19.7.2019, Christophe Bruttin
Pour les consommateurs qui s’estiment lésés par les pratiques des acteurs du marché gris, la mésaventure commence souvent au premier clic. La suspension par Google du compte publicitaire de Viagogo change la donne. Explications.
On ne sait pas ce qui a fini par décider Google. Les procès à répétition dans toute l’Europe, les démarches des différentes associations de consommateurs et les nombreux articles de presse ont certainement contribué à ce que le géant de la recherche finisse par bloquer les publicités de l’un des acteurs majeurs du marché secondaire. Mais pourquoi est-ce si important?
Mise à jour 27 novembre 2019: les annonces de Viagogo sont de retour sur Google.
Pourquoi le premier emplacement est clé
Google a bâti sa réputation sur la capacité de ses algorithmes à fournir de bons résultats. Autrement dit, en jugeant de la pertinence et de la qualité des sites, l’outil de recherche fournit souvent le site le plus adapté à la question que l’on pose. L’ordre des résultats gratuits est déterminé séparément des positions payées, selon une recette secrète sans aucun favoritisme ni pénalité selon Google.
Les publicités (Google Ads) présentes en tête de la page sont à peine séparées des résultats gratuits. Leur statut d’annonces payées est peu visible et, même si l’on en est conscient, elles sont rarement de mauvaise qualité. De nombreuses marques utilisent d’ailleurs ces mêmes emplacements payants pour garantir la première place tant convoitée pour les quelques mots-clés qui les définissent, même si chaque clic leur coûte du coup quelques centimes.

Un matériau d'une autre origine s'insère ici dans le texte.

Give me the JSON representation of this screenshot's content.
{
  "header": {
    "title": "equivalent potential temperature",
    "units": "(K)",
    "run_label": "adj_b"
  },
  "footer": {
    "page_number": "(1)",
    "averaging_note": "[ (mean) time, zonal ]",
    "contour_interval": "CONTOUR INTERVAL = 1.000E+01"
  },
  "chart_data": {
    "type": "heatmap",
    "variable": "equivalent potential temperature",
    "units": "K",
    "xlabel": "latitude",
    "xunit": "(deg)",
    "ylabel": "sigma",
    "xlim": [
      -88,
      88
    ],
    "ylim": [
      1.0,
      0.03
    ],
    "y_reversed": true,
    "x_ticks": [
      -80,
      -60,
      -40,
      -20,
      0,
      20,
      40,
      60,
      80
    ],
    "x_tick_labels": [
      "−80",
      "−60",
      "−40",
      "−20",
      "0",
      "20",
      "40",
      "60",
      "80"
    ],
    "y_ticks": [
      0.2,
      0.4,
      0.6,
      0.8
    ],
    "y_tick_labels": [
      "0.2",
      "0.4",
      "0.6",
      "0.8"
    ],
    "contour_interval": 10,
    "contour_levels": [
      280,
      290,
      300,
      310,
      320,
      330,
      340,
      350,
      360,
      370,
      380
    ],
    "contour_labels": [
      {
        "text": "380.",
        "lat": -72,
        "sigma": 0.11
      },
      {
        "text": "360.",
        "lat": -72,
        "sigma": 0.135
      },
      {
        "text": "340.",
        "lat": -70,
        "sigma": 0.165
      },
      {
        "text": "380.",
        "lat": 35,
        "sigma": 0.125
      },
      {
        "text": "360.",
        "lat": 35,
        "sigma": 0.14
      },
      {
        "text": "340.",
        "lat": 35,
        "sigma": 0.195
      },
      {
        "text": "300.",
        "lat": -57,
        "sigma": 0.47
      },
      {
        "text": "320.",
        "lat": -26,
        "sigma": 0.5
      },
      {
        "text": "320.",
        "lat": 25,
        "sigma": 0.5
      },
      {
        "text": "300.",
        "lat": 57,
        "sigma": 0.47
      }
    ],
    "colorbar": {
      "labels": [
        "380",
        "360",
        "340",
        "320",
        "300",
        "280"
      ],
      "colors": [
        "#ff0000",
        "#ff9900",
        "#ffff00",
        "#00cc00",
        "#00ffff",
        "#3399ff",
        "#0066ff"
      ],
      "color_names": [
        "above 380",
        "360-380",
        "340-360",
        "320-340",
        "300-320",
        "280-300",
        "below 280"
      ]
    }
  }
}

La difficulté de déloger la meilleure enchère
Les internautes ignorent souvent qu’il y a une lutte qualitative et financière au niveau même des publicités. C’est logique, puisque Google a intérêt à présenter une annonce performante: non seulement l’internaute est ainsi satisfait de son clic (donc du moteur de recherche utilisé), mais une publicité cliquée ramène de l’argent à Google alors qu’une publicité non cliquée est une opportunité manquée.

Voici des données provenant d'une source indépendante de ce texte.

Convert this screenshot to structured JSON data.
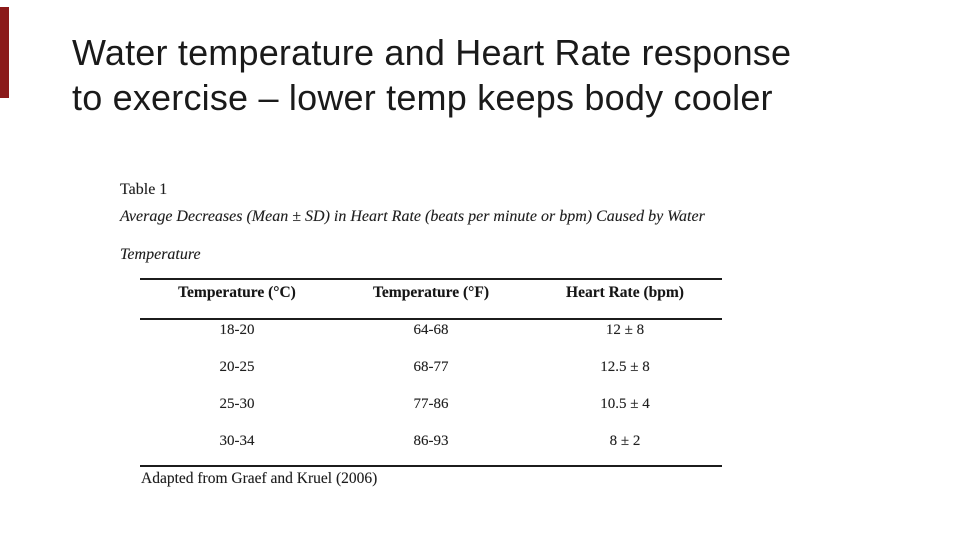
{
  "slide": {
    "title_line1": "Water temperature and Heart Rate response",
    "title_line2": "to exercise – lower temp keeps body cooler",
    "accent_bar_color": "#8b1a1a"
  },
  "figure": {
    "label": "Table 1",
    "caption_line1": "Average Decreases (Mean ± SD) in Heart Rate (beats per minute or bpm) Caused by Water",
    "caption_line2": "Temperature",
    "source_note": "Adapted from Graef and Kruel (2006)"
  },
  "chart_data": {
    "type": "table",
    "title": "Average Decreases (Mean ± SD) in Heart Rate (beats per minute or bpm) Caused by Water Temperature",
    "columns": [
      "Temperature (°C)",
      "Temperature (°F)",
      "Heart Rate (bpm)"
    ],
    "rows": [
      [
        "18-20",
        "64-68",
        "12 ± 8"
      ],
      [
        "20-25",
        "68-77",
        "12.5 ± 8"
      ],
      [
        "25-30",
        "77-86",
        "10.5 ± 4"
      ],
      [
        "30-34",
        "86-93",
        "8 ± 2"
      ]
    ],
    "source": "Adapted from Graef and Kruel (2006)"
  }
}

Les positions publicitaires sont mises aux enchères de façon automatisée par mot-clé de recherche, et Google récompense ensuite les annonceurs performants en baissant significativement le coût par clic. Comme le modèle économique de Viagogo repose fortement sur l’efficacité de ces publicités, celles-ci sont en permanence présentes et continuellement adaptées pour être les plus efficaces possibles. Elles profitent en outre de jouer entre tous les lieux de concerts: avant même que l’on sache par exemple qu’un artiste ABC est présent au Paléo Festival, Viagogo répond déjà aux mots-clés «billets artiste ABC» pour des événements annexes et cimente ainsi sa première position «payée» sur le long terme. Lorsque tel festival ou billetterie cherche à se réapproprier un unique concert, la bataille est déjà perdue: il faut commencer avec une enchère très haute et tenter de rapidement convaincre l’algorithme de Google Ads que son lien payant est plus efficace que celui, déjà ultraperformant, de la plate-forme de marché gris. C’est là l’une des spécificités du domaine qui fait que la branche ne peut simplement pas lutter à armes égales contre les agrégateurs de billets.

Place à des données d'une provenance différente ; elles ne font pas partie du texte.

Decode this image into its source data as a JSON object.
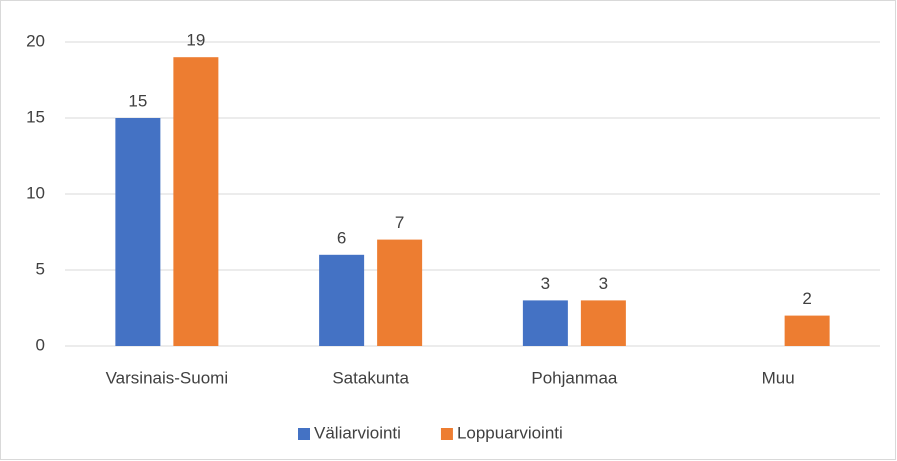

Un traitement spécifique « billets » à respecter sur Google Ads
Cette situation particulière est la raison pour laquelle la campagne de la FRC, reprise au niveau européen, a mis l’accent sur l’importance du premier lien sur Google et Bing. Elle explique aussi pourquoi Google a mis en place des règles spécifiques pour les publicités concernant la vente de billets en février 2018, après une première salve de critiques.
Aujourd’hui, Google Suisse se contente de confirmer que des infractions à ces mêmes règles ont été constatées, sans en dire plus sur la durée de la suspension ou sa signification. La FRC a demandé à Microsoft si Bing allait suivre l’exemple.